Early Release of Ilya Lichtenstein Following Bitfinex Hack
Ilya Lichtenstein, who faced sentencing last year for his involvement in a significant money laundering case linked to the infamous 2016 Bitfinex cryptocurrency exchange hack, has recently announced his early release. He shared his news on social media, attributing his early return to the provisions of the First Step Act, a U.S. law aimed at reforming the federal prison system.
Understanding the First Step Act
Enacted during the Trump administration in 2018, the First Step Act is designed to enhance the criminal justice system by implementing various reforms. Among its key features is the establishment of a “risk and needs assessment system,” which evaluates inmates’ likelihood of recidivism and sets a pathway for early release in certain cases. This legislation has opened doors for several inmates, including Lichtenstein, to re-enter society sooner than expected.
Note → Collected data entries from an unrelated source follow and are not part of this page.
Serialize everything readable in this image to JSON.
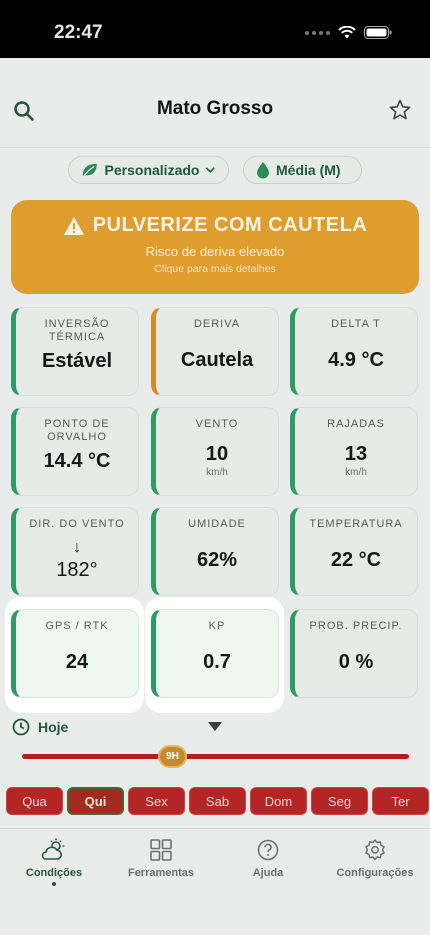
{
  "status": {
    "time": "22:47"
  },
  "header": {
    "title": "Mato Grosso"
  },
  "pills": {
    "profile": "Personalizado",
    "size": "Média (M)"
  },
  "alert": {
    "title": "PULVERIZE COM CAUTELA",
    "subtitle": "Risco de deriva elevado",
    "hint": "Clique para mais detalhes",
    "color": "#df9c2f"
  },
  "cards": {
    "inversao": {
      "label": "INVERSÃO TÉRMICA",
      "value": "Estável"
    },
    "deriva": {
      "label": "DERIVA",
      "value": "Cautela"
    },
    "delta_t": {
      "label": "DELTA T",
      "value": "4.9 °C"
    },
    "orvalho": {
      "label": "PONTO DE ORVALHO",
      "value": "14.4 °C"
    },
    "vento": {
      "label": "VENTO",
      "value": "10",
      "unit": "km/h"
    },
    "rajadas": {
      "label": "RAJADAS",
      "value": "13",
      "unit": "km/h"
    },
    "dir_vento": {
      "label": "DIR. DO VENTO",
      "arrow": "↓",
      "value": "182°"
    },
    "umidade": {
      "label": "UMIDADE",
      "value": "62%"
    },
    "temperatura": {
      "label": "TEMPERATURA",
      "value": "22 °C"
    },
    "gps": {
      "label": "GPS / RTK",
      "value": "24"
    },
    "kp": {
      "label": "KP",
      "value": "0.7"
    },
    "precip": {
      "label": "PROB. PRECIP.",
      "value": "0 %"
    }
  },
  "timeline": {
    "day_label": "Hoje",
    "hour": "9H",
    "days": [
      "Qua",
      "Qui",
      "Sex",
      "Sab",
      "Dom",
      "Seg",
      "Ter"
    ],
    "selected_day": "Qui"
  },
  "tabbar": {
    "items": [
      {
        "label": "Condições",
        "icon": "weather-icon"
      },
      {
        "label": "Ferramentas",
        "icon": "grid-icon"
      },
      {
        "label": "Ajuda",
        "icon": "help-icon"
      },
      {
        "label": "Configurações",
        "icon": "gear-icon"
      }
    ],
    "active": "Condições"
  },
  "colors": {
    "accent_green": "#2f9a64",
    "warning_orange": "#df9c2f",
    "day_red": "#b42526"
  }
}
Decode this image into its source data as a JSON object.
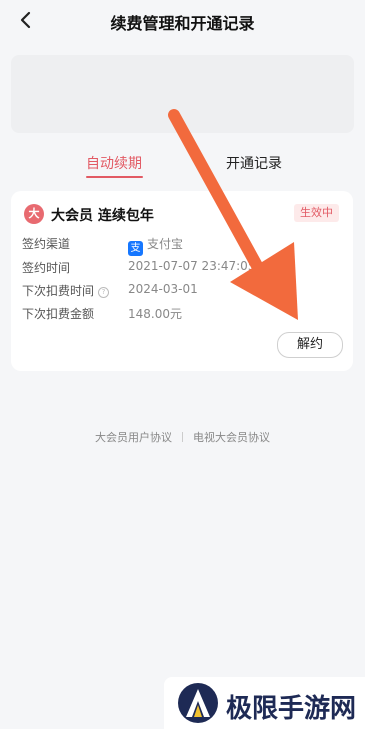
{
  "header": {
    "title": "续费管理和开通记录",
    "back_icon": "chevron-left-icon"
  },
  "tabs": [
    {
      "label": "自动续期",
      "active": true
    },
    {
      "label": "开通记录",
      "active": false
    }
  ],
  "subscription": {
    "icon_text": "大",
    "title": "大会员 连续包年",
    "status": "生效中",
    "rows": [
      {
        "label": "签约渠道",
        "value": "支付宝",
        "icon": "alipay-icon",
        "icon_text": "支"
      },
      {
        "label": "签约时间",
        "value": "2021-07-07 23:47:05"
      },
      {
        "label": "下次扣费时间",
        "value": "2024-03-01",
        "help_icon": "?"
      },
      {
        "label": "下次扣费金额",
        "value": "148.00元"
      }
    ],
    "cancel_label": "解约"
  },
  "footer_links": [
    "大会员用户协议",
    "电视大会员协议"
  ],
  "watermark": {
    "text": "极限手游网"
  },
  "colors": {
    "accent": "#e25a64",
    "arrow": "#f26a3d",
    "alipay": "#1677ff"
  }
}
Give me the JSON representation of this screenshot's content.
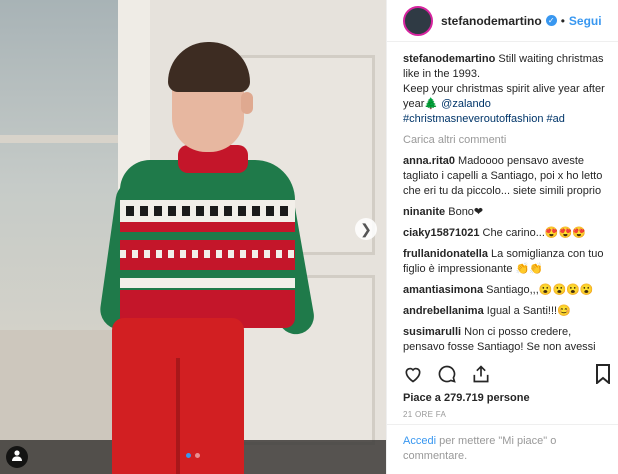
{
  "post": {
    "username": "stefanodemartino",
    "follow_label": "Segui",
    "separator": "•",
    "verified_glyph": "✓"
  },
  "caption": {
    "author": "stefanodemartino",
    "text": "Still waiting christmas like in the 1993.",
    "line2": "Keep your christmas spirit alive year after year🌲",
    "mention": "@zalando",
    "hashtags": "#christmasneveroutoffashion #ad"
  },
  "load_more": "Carica altri commenti",
  "comments": [
    {
      "user": "anna.rita0",
      "text": "Madoooo pensavo aveste tagliato i capelli a Santiago, poi x ho letto che eri tu da piccolo... siete simili proprio"
    },
    {
      "user": "ninanite",
      "text": "Bono❤"
    },
    {
      "user": "ciaky15871021",
      "text": "Che carino...😍😍😍"
    },
    {
      "user": "frullanidonatella",
      "text": "La somiglianza con tuo figlio è impressionante 👏👏"
    },
    {
      "user": "amantiasimona",
      "text": "Santiago,,,😮😮😮😮"
    },
    {
      "user": "andrebellanima",
      "text": "Igual a Santi!!!😊"
    },
    {
      "user": "susimarulli",
      "text": "Non ci posso credere, pensavo fosse Santiago! Se non avessi letto non ci avrei creduto! Identici!"
    }
  ],
  "likes": "Piace a 279.719 persone",
  "time": "21 ORE FA",
  "login": {
    "link": "Accedi",
    "rest": "per mettere \"Mi piace\" o commentare."
  },
  "icons": {
    "heart": "heart-icon",
    "comment": "comment-icon",
    "share": "share-icon",
    "save": "bookmark-icon",
    "next": "chevron-right-icon",
    "tag": "user-tag-icon"
  },
  "colors": {
    "accent": "#3897f0",
    "link": "#003569",
    "muted": "#999999"
  }
}
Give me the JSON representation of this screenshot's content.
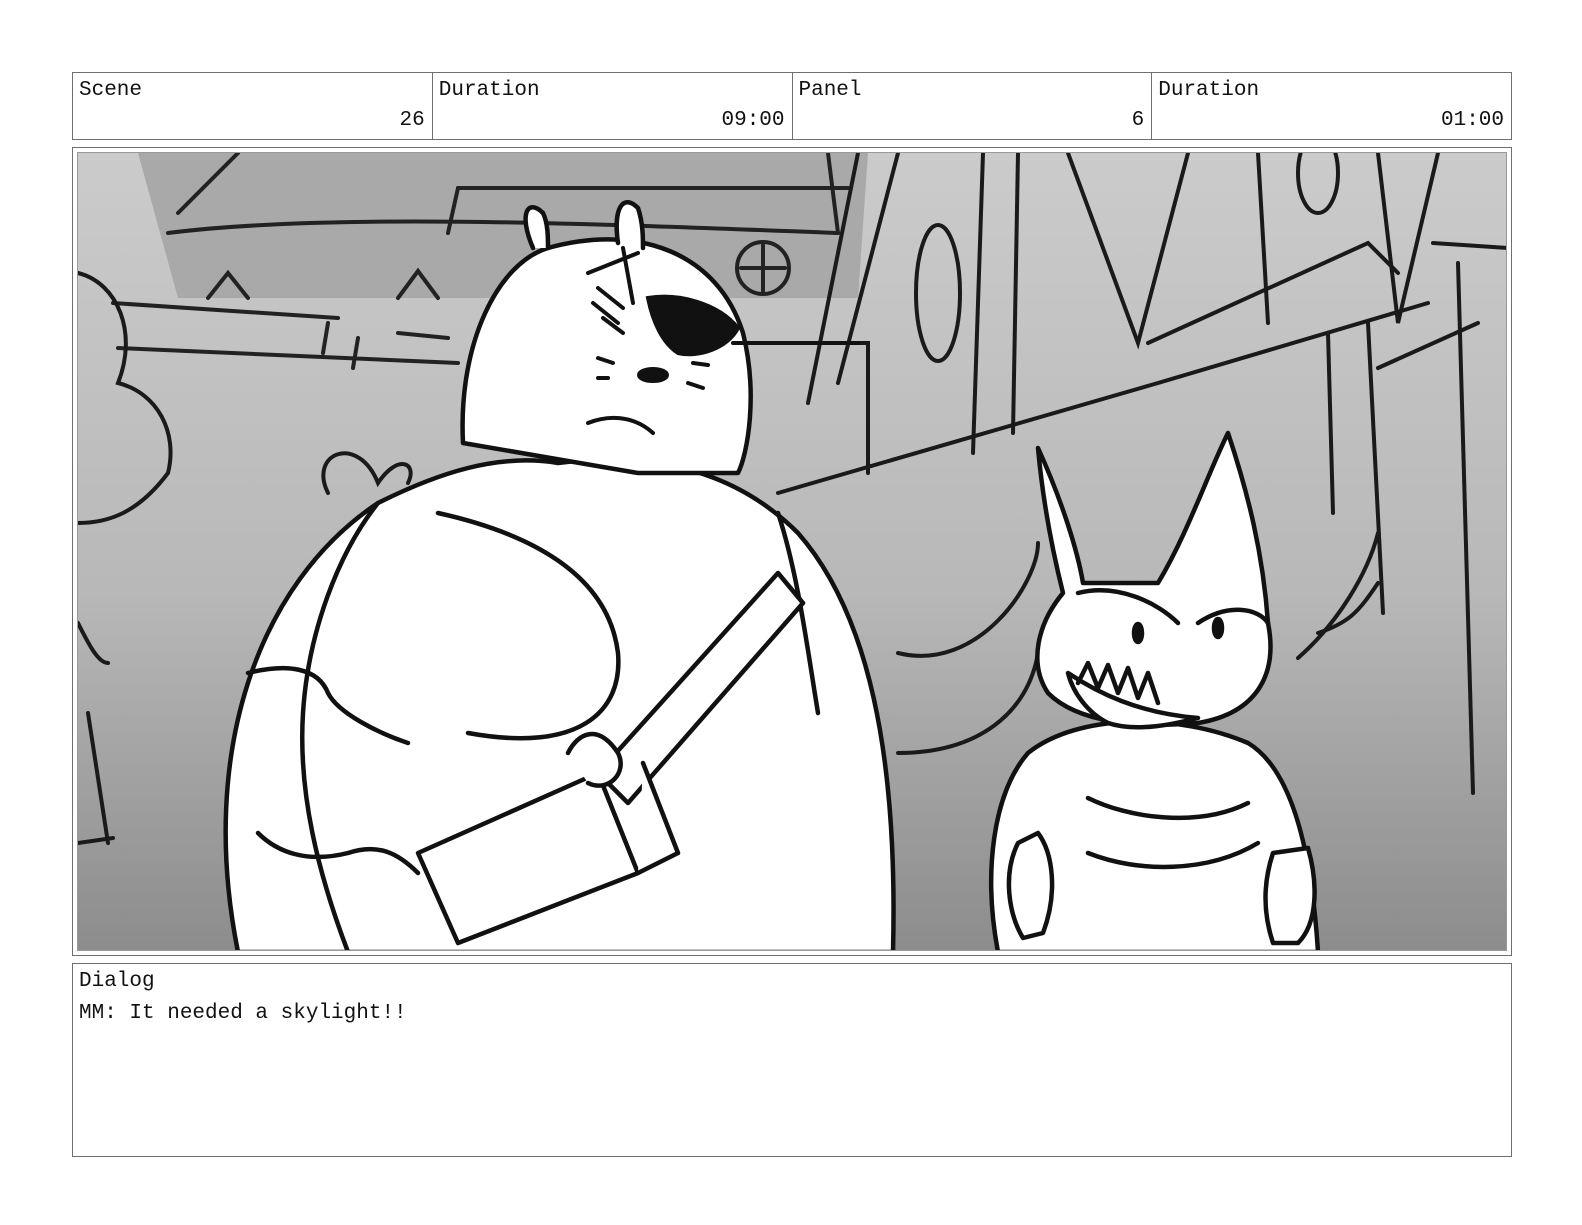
{
  "header": {
    "scene_label": "Scene",
    "scene_value": "26",
    "scene_duration_label": "Duration",
    "scene_duration_value": "09:00",
    "panel_label": "Panel",
    "panel_value": "6",
    "panel_duration_label": "Duration",
    "panel_duration_value": "01:00"
  },
  "dialog": {
    "label": "Dialog",
    "text": "MM: It needed a skylight!!"
  }
}
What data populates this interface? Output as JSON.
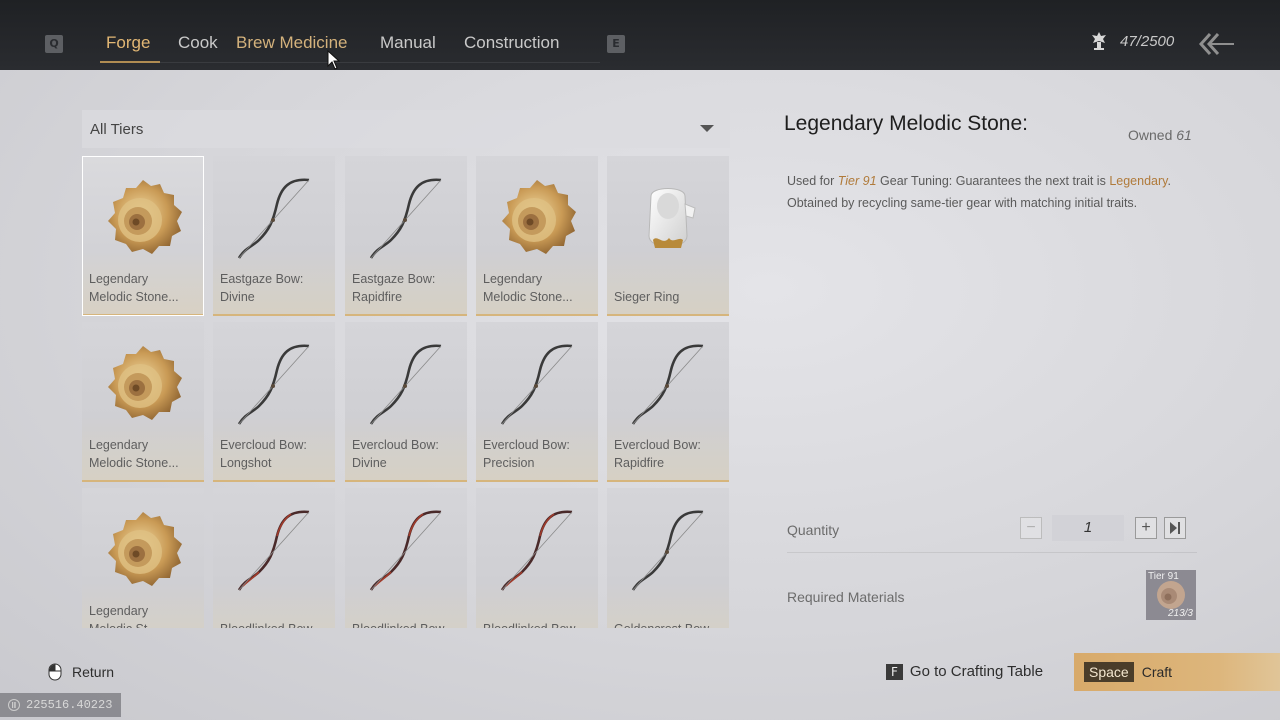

Details of the Bitfinex Hack and Subsequent Charges
In 2023, Lichtenstein and his partner, Heather Rhiannon Morgan, pleaded guilty to charges stemming from the Bitfinex breach. This major incident allowed Lichtenstein to illegitimately authorize over 2,000 transactions, resulting in the theft of 119,754 bitcoins, valued at approximately $71 million at that time. Following their arrests in February 2022, he was sentenced to five years in prison in November 2024.
Law Enforcement’s Recovery Efforts
Authorities managed to recover around 94,000 bitcoins during their investigation into the hack, which was valued at about $3.6 billion in 2022. This recovery stands as one of the largest in U.S. history. In January 2025, prosecutors initiated proceedings to return the seized assets to Bitfinex, aiming to rectify the significant financial loss the exchange suffered.
The Mechanics Behind the Hack
According to blockchain analytics firm TRM Labs, Lichtenstein identified and exploited a flaw in Bitfinex’s multi-signature withdrawal system. By doing so, he managed to initiate withdrawals without approval from BitGo, the third-party trust company entrusted with securing the transaction process. This critical vulnerability paved the way for the extensive theft.
The Aftermath of the Theft
Following the hack, the stolen bitcoin was laundered through various channels, including crypto mixing services like Bitcoin Fog. Lichtenstein and Morgan’s actions came to light when they were discovered using the stolen bitcoin to acquire Walmart gift cards via an unidentified virtual currency exchange. The gift cards were then redeemed using an account linked to Morgan, raising further red flags.
Updates from Lichtenstein and Morgan
In late 2025, Morgan, who received a shorter sentence of 18 months, revealed on social media that she had been released a month prior. She described her time in prison as “chill,” alluding to a relatively comfortable experience. Lichtenstein’s recent announcement—where he expressed a desire to make a positive impact in the field of cybersecurity—indicates their aspirations to reshape their futures post-incarceration.
Official Statements on Early Release
A spokesperson from the Trump administration highlighted that Lichtenstein had served “significant time” of his sentence and is now under home confinement in compliance with relevant statutes and Bureau of Prisons guidelines. Morgan echoed this sentiment, sharing on social media her joy over having Lichtenstein home after years apart, stating it was the best New Year’s gift she could have received.